A vontade da casa paterna articulara-se para nomear de «João» o agora novo presbítero de São Roque do Funchal, o nome mais gracioso na cultura bíblica. João significa «Deus é cheio de graça»; «agraciado por Deus» ou «graça e misericórdia de Deus» e «Deus perdoa».

O nome João tem origem no hebraico Yehokhanan, Iohanan, composto pela união dos elementos Yah, que significa «Javé, Jeová, Deus», e hannah, que quer dizer «graça». Significa «Deus é gracioso, agraciado por Deus, a graça e misericórdia de Deus, Deus perdoa». Vocabulário sobejamente utilizado nas homilias e mensagens do Papa Francisco.

É um dos nomes judeus mais populares em todo mundo desde a Antiguidade, que como o tempo passou a ser comummente adoptado também pelos cristãos.

Vou voltar a pegar nas palavras do Pe João no Jornal da Madeira, onde revelaste uma nova linguagem, um novo discurso, uma profundidade teológica rara, coisa que não se via na Igreja da Madeira há vários anos. Pelas tuas palavras e pela graça do te nome, tens bagagem mais do que suficiente para ajudares a preencher os «vazios», como afirmaste belissimamente: «o papel do sacerdote é ir a esses lugares vazios e trazer uma nova esperança, uma nova alegria, uma nova cor que a mensagem do Evangelho sempre quer transmitir». Interessante diagnóstico dos «lugares vazios» e as «tantas feridas do nosso tempo», que fizeste sob a inspiração da inquietante autora Etty Hillesum que tanto admiras.

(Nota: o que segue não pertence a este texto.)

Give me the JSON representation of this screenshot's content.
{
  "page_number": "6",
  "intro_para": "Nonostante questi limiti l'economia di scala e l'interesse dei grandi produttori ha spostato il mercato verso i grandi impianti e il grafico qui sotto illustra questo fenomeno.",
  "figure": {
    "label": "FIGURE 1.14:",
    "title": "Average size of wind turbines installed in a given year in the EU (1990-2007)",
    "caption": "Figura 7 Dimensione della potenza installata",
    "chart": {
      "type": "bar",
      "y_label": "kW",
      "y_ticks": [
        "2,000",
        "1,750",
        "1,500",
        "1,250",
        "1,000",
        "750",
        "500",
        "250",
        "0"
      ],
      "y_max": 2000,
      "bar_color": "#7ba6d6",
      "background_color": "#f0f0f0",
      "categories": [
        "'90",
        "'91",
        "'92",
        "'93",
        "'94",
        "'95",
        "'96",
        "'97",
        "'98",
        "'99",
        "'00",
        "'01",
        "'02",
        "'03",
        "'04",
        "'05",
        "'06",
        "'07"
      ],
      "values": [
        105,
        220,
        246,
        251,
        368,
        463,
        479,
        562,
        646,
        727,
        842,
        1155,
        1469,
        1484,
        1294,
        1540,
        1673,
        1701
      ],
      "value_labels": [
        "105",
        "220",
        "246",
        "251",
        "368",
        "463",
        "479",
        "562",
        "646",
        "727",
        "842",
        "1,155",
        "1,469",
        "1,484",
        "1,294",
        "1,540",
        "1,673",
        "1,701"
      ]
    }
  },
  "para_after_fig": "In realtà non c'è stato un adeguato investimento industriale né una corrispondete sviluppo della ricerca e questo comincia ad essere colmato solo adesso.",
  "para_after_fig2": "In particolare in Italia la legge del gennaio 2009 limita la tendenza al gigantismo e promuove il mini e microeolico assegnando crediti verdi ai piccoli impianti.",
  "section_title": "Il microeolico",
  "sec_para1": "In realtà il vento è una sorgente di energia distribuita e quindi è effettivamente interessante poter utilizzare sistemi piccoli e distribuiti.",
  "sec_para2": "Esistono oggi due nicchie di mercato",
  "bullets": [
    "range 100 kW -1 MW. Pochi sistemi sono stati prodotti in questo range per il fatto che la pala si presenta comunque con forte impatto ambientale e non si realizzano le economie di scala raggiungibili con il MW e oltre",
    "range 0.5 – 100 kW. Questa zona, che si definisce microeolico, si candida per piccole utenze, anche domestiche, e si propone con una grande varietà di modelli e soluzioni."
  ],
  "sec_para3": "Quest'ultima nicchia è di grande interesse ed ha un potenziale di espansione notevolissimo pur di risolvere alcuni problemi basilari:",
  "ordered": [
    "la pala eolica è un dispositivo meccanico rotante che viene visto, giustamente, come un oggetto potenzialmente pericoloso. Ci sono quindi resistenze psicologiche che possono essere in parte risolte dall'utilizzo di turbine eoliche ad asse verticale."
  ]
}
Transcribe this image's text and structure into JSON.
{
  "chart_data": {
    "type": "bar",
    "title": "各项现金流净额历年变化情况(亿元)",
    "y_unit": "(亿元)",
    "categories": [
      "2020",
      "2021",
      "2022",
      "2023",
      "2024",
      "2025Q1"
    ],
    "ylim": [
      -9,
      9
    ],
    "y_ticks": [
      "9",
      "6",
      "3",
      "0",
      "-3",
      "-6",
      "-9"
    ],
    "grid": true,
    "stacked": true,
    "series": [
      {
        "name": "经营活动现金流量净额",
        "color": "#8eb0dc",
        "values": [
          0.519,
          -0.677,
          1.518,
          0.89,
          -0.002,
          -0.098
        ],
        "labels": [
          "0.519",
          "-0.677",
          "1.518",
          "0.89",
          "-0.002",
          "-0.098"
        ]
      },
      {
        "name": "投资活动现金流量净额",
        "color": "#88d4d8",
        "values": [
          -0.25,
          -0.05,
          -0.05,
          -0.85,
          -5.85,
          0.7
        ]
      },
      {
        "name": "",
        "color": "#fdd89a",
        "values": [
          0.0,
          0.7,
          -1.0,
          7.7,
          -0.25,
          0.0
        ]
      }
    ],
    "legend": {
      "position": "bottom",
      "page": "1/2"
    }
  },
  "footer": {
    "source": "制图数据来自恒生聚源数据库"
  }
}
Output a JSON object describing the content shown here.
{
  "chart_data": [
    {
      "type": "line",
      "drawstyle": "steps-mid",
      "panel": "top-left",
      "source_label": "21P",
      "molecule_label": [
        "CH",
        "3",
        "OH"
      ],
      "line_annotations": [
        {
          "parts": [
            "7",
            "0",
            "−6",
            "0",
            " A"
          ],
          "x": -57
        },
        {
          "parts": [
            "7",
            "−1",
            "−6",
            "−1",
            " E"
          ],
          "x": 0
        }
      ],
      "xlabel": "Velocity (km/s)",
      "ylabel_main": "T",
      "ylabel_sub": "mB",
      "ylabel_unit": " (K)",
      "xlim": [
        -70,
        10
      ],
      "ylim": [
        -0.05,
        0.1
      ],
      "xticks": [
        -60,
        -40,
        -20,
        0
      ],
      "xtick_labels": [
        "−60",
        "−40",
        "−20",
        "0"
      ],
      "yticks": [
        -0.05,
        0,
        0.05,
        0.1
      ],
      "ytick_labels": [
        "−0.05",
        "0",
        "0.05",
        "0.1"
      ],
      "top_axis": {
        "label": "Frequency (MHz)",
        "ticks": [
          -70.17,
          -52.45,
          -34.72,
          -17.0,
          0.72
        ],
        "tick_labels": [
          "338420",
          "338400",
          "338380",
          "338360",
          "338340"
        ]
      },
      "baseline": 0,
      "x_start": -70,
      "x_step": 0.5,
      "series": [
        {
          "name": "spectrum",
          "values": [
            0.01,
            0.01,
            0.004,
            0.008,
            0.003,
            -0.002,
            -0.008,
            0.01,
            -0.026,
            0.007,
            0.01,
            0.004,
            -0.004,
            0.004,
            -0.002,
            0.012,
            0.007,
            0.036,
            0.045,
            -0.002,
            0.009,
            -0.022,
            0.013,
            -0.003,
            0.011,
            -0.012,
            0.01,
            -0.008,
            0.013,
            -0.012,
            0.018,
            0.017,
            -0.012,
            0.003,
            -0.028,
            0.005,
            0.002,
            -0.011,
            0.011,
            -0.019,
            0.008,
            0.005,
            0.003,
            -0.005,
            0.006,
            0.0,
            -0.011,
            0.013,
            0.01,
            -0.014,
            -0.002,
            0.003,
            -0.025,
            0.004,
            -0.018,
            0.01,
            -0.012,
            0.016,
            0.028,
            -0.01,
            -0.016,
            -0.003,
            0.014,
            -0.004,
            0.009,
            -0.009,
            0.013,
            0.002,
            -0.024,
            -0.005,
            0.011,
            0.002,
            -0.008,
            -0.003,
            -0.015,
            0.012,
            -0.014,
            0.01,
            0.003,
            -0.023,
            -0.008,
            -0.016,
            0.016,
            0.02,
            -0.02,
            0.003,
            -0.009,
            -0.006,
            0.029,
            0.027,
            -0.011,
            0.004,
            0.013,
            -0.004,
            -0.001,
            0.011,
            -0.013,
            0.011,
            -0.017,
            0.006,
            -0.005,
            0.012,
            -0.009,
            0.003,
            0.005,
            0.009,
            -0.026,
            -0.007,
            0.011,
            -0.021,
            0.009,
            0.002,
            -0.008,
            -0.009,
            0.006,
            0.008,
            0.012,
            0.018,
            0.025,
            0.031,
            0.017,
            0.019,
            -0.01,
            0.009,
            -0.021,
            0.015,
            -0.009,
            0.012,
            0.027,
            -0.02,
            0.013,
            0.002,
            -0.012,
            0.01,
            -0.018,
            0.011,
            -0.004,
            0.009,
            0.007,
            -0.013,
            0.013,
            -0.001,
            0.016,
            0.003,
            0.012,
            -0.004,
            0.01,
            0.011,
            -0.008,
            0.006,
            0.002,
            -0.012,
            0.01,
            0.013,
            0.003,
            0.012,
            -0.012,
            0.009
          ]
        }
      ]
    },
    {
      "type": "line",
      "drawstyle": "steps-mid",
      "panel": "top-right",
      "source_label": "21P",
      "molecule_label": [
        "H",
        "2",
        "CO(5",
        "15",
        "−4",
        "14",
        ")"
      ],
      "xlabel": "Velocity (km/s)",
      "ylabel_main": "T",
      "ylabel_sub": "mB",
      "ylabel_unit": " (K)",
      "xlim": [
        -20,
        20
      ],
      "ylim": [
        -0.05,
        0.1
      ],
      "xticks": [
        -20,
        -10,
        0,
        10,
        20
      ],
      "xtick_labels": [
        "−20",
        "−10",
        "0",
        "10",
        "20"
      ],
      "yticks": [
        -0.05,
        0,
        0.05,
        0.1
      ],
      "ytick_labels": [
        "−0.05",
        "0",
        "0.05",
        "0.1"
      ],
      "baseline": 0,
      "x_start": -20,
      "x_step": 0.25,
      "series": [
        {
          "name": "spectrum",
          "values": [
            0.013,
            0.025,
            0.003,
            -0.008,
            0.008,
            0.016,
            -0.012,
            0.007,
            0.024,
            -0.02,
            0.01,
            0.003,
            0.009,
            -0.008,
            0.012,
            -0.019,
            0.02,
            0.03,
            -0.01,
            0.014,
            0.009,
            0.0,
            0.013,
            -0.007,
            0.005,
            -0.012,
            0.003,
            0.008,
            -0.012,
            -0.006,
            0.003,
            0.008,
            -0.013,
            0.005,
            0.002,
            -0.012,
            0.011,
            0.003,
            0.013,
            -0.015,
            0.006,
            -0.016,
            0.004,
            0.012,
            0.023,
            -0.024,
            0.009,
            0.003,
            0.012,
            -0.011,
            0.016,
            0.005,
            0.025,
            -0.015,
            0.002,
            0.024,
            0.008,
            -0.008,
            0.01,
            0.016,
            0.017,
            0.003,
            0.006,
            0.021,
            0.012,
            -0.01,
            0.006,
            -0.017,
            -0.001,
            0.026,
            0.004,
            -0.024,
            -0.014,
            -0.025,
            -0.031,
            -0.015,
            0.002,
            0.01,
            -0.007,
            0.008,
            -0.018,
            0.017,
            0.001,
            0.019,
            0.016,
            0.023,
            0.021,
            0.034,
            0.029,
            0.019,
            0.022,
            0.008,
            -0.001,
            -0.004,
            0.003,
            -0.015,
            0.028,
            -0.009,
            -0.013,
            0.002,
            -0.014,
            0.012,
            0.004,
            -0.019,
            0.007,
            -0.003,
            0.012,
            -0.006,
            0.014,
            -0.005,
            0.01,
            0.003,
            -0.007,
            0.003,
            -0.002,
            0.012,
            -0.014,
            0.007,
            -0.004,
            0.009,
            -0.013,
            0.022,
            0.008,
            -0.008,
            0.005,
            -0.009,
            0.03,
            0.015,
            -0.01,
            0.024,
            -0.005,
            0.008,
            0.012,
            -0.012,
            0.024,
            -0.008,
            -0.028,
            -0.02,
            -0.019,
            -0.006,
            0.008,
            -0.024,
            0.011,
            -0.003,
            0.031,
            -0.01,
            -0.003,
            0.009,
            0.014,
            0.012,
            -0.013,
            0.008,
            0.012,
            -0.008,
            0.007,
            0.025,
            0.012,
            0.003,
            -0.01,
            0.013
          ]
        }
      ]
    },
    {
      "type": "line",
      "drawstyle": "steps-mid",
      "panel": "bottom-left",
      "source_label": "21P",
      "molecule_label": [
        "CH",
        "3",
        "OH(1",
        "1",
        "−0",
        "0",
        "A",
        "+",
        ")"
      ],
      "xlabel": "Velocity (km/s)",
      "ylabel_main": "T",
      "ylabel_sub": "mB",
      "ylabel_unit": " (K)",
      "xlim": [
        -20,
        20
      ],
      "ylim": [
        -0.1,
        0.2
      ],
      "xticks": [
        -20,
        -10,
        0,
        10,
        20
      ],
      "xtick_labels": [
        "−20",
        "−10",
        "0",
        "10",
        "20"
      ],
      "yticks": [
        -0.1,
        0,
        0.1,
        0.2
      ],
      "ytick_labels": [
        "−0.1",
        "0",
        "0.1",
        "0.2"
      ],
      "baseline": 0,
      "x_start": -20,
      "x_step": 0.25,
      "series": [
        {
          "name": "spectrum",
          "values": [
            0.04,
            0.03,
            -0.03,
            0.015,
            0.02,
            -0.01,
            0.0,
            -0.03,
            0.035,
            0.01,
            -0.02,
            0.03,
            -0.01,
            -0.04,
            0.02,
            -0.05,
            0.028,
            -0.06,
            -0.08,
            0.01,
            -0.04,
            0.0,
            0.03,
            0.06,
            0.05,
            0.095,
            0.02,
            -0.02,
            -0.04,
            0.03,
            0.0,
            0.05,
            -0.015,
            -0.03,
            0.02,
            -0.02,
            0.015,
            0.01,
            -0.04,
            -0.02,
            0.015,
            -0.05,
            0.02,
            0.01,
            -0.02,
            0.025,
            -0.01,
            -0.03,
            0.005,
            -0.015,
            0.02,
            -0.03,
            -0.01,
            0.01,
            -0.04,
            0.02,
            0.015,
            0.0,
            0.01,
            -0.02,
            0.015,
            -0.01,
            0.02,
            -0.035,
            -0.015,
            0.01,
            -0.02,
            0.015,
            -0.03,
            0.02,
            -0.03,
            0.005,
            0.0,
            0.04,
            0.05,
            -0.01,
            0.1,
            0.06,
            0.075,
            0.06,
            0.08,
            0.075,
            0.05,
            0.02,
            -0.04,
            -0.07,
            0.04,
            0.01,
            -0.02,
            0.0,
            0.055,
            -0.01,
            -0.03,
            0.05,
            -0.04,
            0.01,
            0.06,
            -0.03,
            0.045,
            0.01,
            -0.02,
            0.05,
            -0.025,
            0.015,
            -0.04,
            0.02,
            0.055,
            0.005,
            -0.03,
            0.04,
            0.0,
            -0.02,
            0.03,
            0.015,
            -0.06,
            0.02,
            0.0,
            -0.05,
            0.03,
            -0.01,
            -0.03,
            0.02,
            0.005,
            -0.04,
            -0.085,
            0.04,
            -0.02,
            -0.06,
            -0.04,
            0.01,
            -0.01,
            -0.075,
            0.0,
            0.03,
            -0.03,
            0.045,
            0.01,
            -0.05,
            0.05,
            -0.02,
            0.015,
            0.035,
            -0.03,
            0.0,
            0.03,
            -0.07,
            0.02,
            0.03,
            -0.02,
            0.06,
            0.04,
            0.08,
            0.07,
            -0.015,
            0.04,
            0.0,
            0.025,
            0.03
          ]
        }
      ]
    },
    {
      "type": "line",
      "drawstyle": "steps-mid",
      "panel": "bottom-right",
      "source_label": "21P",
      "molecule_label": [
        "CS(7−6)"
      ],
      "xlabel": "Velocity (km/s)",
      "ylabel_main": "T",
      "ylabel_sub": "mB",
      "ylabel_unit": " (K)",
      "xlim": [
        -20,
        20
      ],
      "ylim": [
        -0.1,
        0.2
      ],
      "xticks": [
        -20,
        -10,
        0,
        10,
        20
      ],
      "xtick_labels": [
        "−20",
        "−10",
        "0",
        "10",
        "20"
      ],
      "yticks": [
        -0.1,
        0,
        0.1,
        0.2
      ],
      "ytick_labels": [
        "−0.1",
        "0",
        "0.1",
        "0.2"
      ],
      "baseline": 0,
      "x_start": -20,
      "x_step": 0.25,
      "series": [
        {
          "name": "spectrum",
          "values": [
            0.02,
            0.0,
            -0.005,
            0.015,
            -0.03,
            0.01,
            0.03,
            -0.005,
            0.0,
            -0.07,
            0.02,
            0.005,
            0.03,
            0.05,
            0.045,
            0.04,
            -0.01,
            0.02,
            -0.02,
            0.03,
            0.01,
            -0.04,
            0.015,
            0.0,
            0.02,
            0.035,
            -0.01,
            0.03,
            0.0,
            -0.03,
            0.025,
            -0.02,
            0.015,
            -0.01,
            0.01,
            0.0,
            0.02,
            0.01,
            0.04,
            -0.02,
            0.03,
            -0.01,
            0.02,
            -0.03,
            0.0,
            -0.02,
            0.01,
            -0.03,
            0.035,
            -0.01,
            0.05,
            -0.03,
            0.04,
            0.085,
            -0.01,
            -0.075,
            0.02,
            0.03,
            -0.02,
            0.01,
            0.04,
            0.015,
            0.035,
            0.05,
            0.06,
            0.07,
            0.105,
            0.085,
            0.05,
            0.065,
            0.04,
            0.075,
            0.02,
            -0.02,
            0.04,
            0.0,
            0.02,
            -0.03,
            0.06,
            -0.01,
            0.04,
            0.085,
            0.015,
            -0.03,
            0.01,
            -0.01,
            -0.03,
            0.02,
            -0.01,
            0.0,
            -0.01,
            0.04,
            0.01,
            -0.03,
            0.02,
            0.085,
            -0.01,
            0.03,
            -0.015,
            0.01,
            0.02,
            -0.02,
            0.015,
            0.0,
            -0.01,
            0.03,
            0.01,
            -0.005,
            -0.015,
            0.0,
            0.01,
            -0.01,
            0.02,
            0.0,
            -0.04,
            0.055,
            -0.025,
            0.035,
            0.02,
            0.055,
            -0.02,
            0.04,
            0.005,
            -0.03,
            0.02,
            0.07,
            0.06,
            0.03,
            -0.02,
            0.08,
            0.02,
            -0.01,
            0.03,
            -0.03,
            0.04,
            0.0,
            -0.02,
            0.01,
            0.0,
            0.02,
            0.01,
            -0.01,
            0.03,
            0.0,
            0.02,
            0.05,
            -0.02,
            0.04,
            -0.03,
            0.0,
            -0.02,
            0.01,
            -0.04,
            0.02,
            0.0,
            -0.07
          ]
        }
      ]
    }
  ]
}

Continua com essa feliz admiração por esta incontornável autora.

Pelo que deduzo os tais vazios são, o esquecimento dos valores universais, que foram substituídos por outras noções, entendidas como mais úteis ao único propósito da vida actual, nomeadamente, a satisfação do prazer e do ego de cada um. Por isso, estamos sob o domínio da ditadura da obsessão pela conquista do poder, a veneração da tecnologia que deu lugar ao vazio de Deus e da dimensão espiritual da existência, a mania da velocidade a decorrer sob a pressão desenfreada da pressa, a sede de dinheiro, a busca da fama e a fome das importâncias dadas por tachos e títulos anacrónicos, a relativização dos princípios e a subjugação de toda a vivência espiritual ao primado do materialismo que rebentou com todos os lugares antes ocupados pelos valores fundamentais que norteavam a nossa vida ocidental. A desvalorização da fraternidade e o sentido da igualdade ao jeito de Deus que se apresenta diante da nossa esperança e fé numa tríplice dimensão em igualdade de circunstância divina. A nossa Igreja Católica tem um papel crucial a desempenhar neste domínio para ser exemplo e luz para as sociedades.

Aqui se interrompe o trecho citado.